Pada sekitar tahun 1970 an mereka melakukan pengembaraaan ke wilayah hutan yang lain   dan beberapa kelompok menuju ke hutan-hutan  wilayah selatan hingga sampai di kabupaten Berau. Di Kabupaten Berau ini mereka menyebar di beberapa wilayah, antara lain di hutan-hutan tepian  sungai Birang, sungai Sambarata, Sungai lati,  sungai Bengawan, dan lain-lain.

Saat mengembara di kabupaten Berau,  mereka masih menerapkan pola kehidupan sebelumnya, yaitu mencari nafkah dari hasil hutan serta ladang berpindah. Namun, karena pada saat itu di kabupaten Berau sedang marak pengusahaan kayu log (banjir kap), beberapa diantara  warga mereka turut menjadi tenaga kasar para pengusaha kayu log (pengusaha lokal Berau). Disini kontak dengan warga lain terjalin, utamanya dengan warga Berau.  Terjalinnya kontak & komuniasi dengan warga Berau ini membuat mereka sedikit banyak tahu bahasa Berau, kebiasaan belanja ke  Tanjung Redeb, barter & menjual  perolehan hasil hutan dengan masyarakat Berau, dll.

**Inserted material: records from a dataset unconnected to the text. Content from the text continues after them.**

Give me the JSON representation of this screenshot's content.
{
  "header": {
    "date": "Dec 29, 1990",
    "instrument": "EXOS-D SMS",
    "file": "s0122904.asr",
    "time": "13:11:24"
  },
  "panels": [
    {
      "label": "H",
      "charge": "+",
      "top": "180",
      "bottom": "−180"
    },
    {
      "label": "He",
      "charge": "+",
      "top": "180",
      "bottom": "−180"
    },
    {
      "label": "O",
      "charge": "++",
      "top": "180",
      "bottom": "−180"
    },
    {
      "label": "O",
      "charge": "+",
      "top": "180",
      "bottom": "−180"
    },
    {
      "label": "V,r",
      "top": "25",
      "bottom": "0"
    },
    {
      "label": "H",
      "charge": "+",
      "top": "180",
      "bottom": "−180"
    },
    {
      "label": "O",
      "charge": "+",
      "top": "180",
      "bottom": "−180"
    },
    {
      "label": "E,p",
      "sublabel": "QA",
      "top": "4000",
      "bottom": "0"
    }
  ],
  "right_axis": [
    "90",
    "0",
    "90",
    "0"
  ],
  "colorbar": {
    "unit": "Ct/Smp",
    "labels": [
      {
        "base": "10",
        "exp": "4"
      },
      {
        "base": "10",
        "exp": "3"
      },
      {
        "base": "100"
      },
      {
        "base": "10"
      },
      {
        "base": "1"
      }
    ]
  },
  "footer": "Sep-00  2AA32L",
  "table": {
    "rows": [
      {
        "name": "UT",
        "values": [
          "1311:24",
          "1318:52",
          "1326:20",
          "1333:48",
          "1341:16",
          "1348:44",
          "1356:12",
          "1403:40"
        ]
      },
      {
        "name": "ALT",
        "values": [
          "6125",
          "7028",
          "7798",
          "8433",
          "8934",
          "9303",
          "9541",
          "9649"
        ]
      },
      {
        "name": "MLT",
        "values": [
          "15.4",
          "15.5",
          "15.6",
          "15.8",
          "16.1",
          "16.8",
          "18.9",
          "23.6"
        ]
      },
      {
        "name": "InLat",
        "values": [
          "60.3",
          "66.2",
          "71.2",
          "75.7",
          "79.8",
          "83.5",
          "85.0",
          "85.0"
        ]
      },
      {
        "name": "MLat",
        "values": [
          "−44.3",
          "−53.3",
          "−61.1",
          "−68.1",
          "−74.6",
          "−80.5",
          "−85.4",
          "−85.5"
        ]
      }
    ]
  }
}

Walaupun telah terjadi kontak & komunikasi dengan warga Berau tetapi  mereka masih tetap bertahan tinggal berkelompok dengan komunitasnya dihutan,  bersifat  inklusiv, serta hidup dengan pola & kebiasaan lama.   Kebiasaan mereka masih belum banyak berubah, seperti bertahan tinggal di tepian sungai di hutan, nafkah yang tergantung pada alam/hutan, pola ladang berpindah, tidak menyekolahkan anaknya, serta pola hidup yang belum sehat.
dup  Warga Dayak Punan     
Karena kondisi dan kebiasaannya yang relativ unik itu, maka oleh masyarakat Berau komunitas Dayak Punan ini sering disebut dengan “Orang Basap”.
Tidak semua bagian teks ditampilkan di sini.